Jeet kune do investing II: Toyota RAV4

I consider a car a consumable not an investment.  Yet as an investor who strives to have “no style” –like Bruce Lee’s Jeet Kune Do, a style which is no style–today I signed a deal to buy a second RAV4 in two years.  This is not a necessity.  We do have the flimsy excuse that my assistant’s car has given up the ghost and he can now purchase my 2001 Pontiac Montana which probably has at least three years of life to go.  I could have driven it for a lot longer.  But here is why I’ve decided to buy the RAV4 now instead of waiting:

The price was identical to last year’s purchase, though the financing was a little different.  Toyota was under a lot of pressure last year because of all the negative publicity and Congressional scrutiny.  I chalked up this political harassment to Toyota’s main competitor being the US government itself, seeing as Obama had just bought two car companies, GM and Chrysler with taxpayers’ money.  So I felt that the bad publicity and the political harassment was unfair, and that Toyota was like a value stock, and besides, C.J. (my wife) needed a car.  You buy a value stock when you know the fundamentals are sound, but the market has abandoned it.  Toyota, which had become the number one car manufacturer in the world, had never offered 0 % financing until last year, when we bought C.J.’s RAV4 with 48 months 0 %; and this year’s RAV4 I’m getting at for 36 months 0 %.

Once I drive that car off the lot next week, Toyota Credit will have floated us over CDN $70,000 at 0 % (my RAV4 and the remaining debt on C.J.’s).  Why is that a jeet kune do move?  Because in times of inflation or hyperinflation, debt is the best hedge.  I am anticipating that cars are going to go up in price in the next few months because of commodity inflation, and 0 % financing will be an historic anomaly because credit will become increasingly expensive–to be honest I was surprised that anyone would still offer 0% today.  I expect the US dollar to experience hyperinflation in the near future.  The Canadian loonie will likewise experience high inflation, though not hyperinflation, as the Bank of Canada seeks desperately and unsuccessfully to keep the loonie at par with the greenback.  My gut feeling is that inflation will pay for all of the depreciation on both of these vehicles, and three years hence we will have become the clear winners, for we will have paid Toyota back in devalued currency.   If not, well, we will have paid no interest on the loans, so no big deal.

Finally, when hyperinflation hits the world and believe me, I think it is already well under way, people will be desperate to get their hands on real goods, for their currency will be increasingly worthless–and the bottom may fall out of the real estate market too.  As for cars, they are a real good.  Consider this anecdote from the colorful South American hyperinflationista, Gonzalo Lira:

A true story: In ’73, at the height of the Allende-created hyperinflation, an uncle of mine, who was then a college student, was offered an apartment in exchange for his car.

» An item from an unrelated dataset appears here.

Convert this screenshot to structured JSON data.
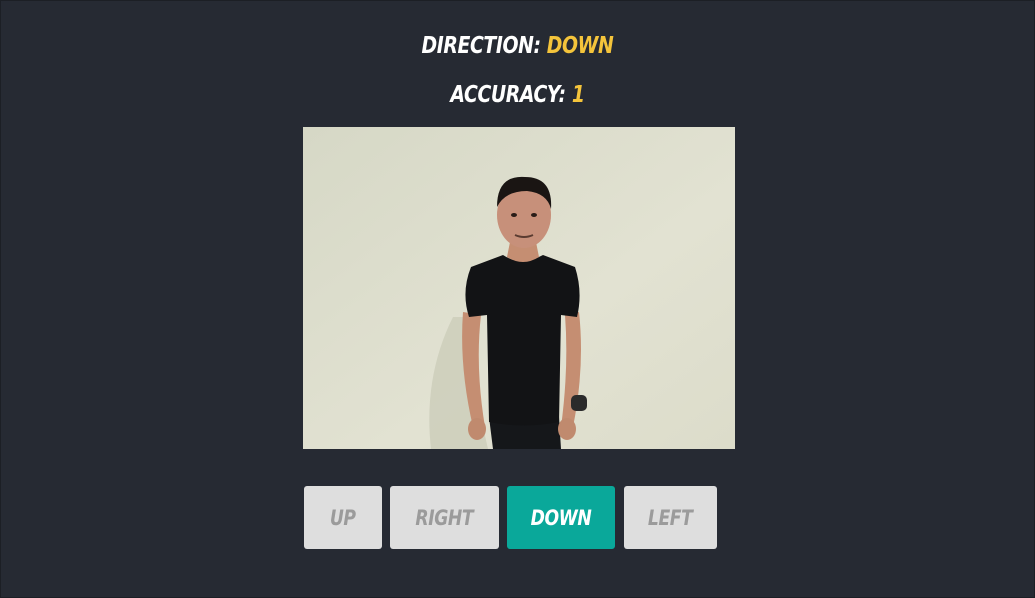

That’s right—an apartment. He owned a crappy little Fiat 147—a POS if ever there was such a thing—but cars in Chile in the middle of that hyperinflation were so scarce, and considered so valuable, that he was offered an apartment in exchange. To this day, my uncle still tells the story—with deep regret, because he didn’t follow through on the offer: “That Fiat was in the junkyard by ’78, but that apartment still stands! And today it’s worth nearly a half a million dollars!” Actually, I think it’s worth a bit more than that.

In the style that is no style, the jeet kune do investor must be able to anticipate the future.  The best way to do that is to study the past.

A note of caution:  this is not a recommendation to the esteemed readers of this blog to go out and buy a car.  It relates to our personal circumstances and investment style–or no style (see Jeet kune do investing I).